Bremsen per Funk - damit wollen Saarbrücker Informatik-Studenten den Verkehr in Europa revolutionieren. Nun haben sie ihre Erfindung an einem Fahrrad demonstriert. Der Clou: Das Rad hat scheinbar keine Bremsen.

Holger Hermanns, Informatik-Professor an der Universität des Saarlandes, hat die Sicherheit seiner drahtlosen Fahrradbremse mathematisch bewiesen (Foto: Angelika Klein)
Bild: Angelika Klein/Universität des Saarlandes

Ein Fahrrad auf der Computermesse Cebit - so mancher Besucher blickt erstaunt, wenn er das Rad zwischen all den Laptops, Handys und Robotern sieht. Erst auf den zweiten Blick fällt auf, dass dieses Fahrrad drahtlos funktioniert. Es fehlen Bremskabel und Bremsgriffe. Statt dessen sorgen Drucksensor, Sender und Empfänger dafür, dass sich die Räder nicht unaufhaltsam weiterdrehen.

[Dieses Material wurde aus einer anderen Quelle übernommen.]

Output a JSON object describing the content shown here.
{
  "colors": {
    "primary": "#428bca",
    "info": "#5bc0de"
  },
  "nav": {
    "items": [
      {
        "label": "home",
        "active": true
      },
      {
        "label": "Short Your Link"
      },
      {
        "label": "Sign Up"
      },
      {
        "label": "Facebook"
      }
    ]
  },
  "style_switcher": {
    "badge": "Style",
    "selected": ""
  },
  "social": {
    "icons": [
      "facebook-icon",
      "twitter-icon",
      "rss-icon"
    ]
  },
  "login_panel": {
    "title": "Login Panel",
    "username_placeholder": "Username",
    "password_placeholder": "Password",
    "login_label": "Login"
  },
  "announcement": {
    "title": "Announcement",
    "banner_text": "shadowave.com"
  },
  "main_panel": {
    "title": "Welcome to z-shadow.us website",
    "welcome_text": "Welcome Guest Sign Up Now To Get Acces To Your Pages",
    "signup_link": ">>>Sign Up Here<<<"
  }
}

Es wirkt zunächst unspektakulär, was der Saarbrücker Informatikprofessor Holger Hermanns mit fünf Studenten auf der Cebit präsentiert. Doch mit ihrer Erfindung will die Forschergruppe Europas Zugverkehr revolutionieren. Denn die neuartigen Funkbremsen sollen künftig auch Züge über die Gleise lotsen.

Grundlagenforschung für den Zugverkehr

"Der Bremsweg von einem Zug liegt ungefähr bei 800 Metern", erklärt Hermanns. Der Professor leitet an der Universität des Saarlandes den Lehrstuhl für Verlässliche Systeme und Software. Er untersucht also, ob Programme fehlerfrei und reibungslos funktionieren. "Mit unseren Funkbremsen könnte man die Züge in einem Abstand von einem Kilometer fahren lassen."

Die Saarbrücker Studenten forschen für den ZugverkehrBild: Siemens AG

Hält der erste Zug an, werden die anderen automatisch abgebremst. Dadurch könnten auf einem Abschnitt mehrere Züge gleichzeitig unterwegs sein, weil der Abstand dann nur noch etwa einen Kilometer betragen müsste. Mehr Züge auf den Gleisen - das könnte laut Hermanns auch heißen, dass die einzelne Zugfahrt günstiger wird.

Viele Stunden Arbeit fürs High-Tech-Fahrrad

Noch aber ist all das Zukunftmusik. Anderthalb Jahre hat das Team gebraucht, um seine Idee der funkgesteuerten Bremse an einem einfachen Fahrrad in die Praxis umzusetzen. Stunden haben die Informatiker gerechnet und Drucksensoren für den Fahrradlenker sowie Sender und Empfänger gebaut. Die Sender, zwei blaue Kästchen, die etwa so groß sind wie eine Zigarettenschachtel, sind am Steuerrohr angebracht.

Drückt der Radfahrer am Lenkergriff, erkennt der Sensor die Druckstärke und gibt das Signal an den Empfänger an der Radachse weiter. Dort wird dann ein kleiner Elektromotor in Kraft gesetzt – das Fahrrad wird abgebremst.

Kein Rad zum Kaufen

Als einziger Mechatroniker unter Informatikern war Student Jens Peter gefordert, den Motorteil zu entwickeln. "Das ist eigentlich eine dumme Idee, diese Bremsenergie, die man normalerweise am Bremshebel erzeugt, wegzuwerfen und unten neu zu erzeugen", sagt er. Doch Versuche und Testreihen an einem Zug wären viel zu teuer und zu gefährlich gewesen. Deshalb hat sich das Team um Professor Hermanns das Fahrrad als Prototyp ausgesucht.

Prof. Hermanns mit seinem TeamBild: Universität des Saarlandes

Auch der Saarbrücker Professor findet eine funkgesteuerte Bremse am Fahrrad eigentlich unsinnig. "Wenn mir das jemand anbieten würde, würde ich es nicht kaufen", sagt er. Trotzdem macht er auf der Cebit Werbung für seine drahtlose Fahrradbremse, denn: "Die Innovation steckt ja nicht in der Tatsache, dass kein Bremskabel da ist, sondern dass dieses durch eine drahtlose Kommunikation ersetzt wird."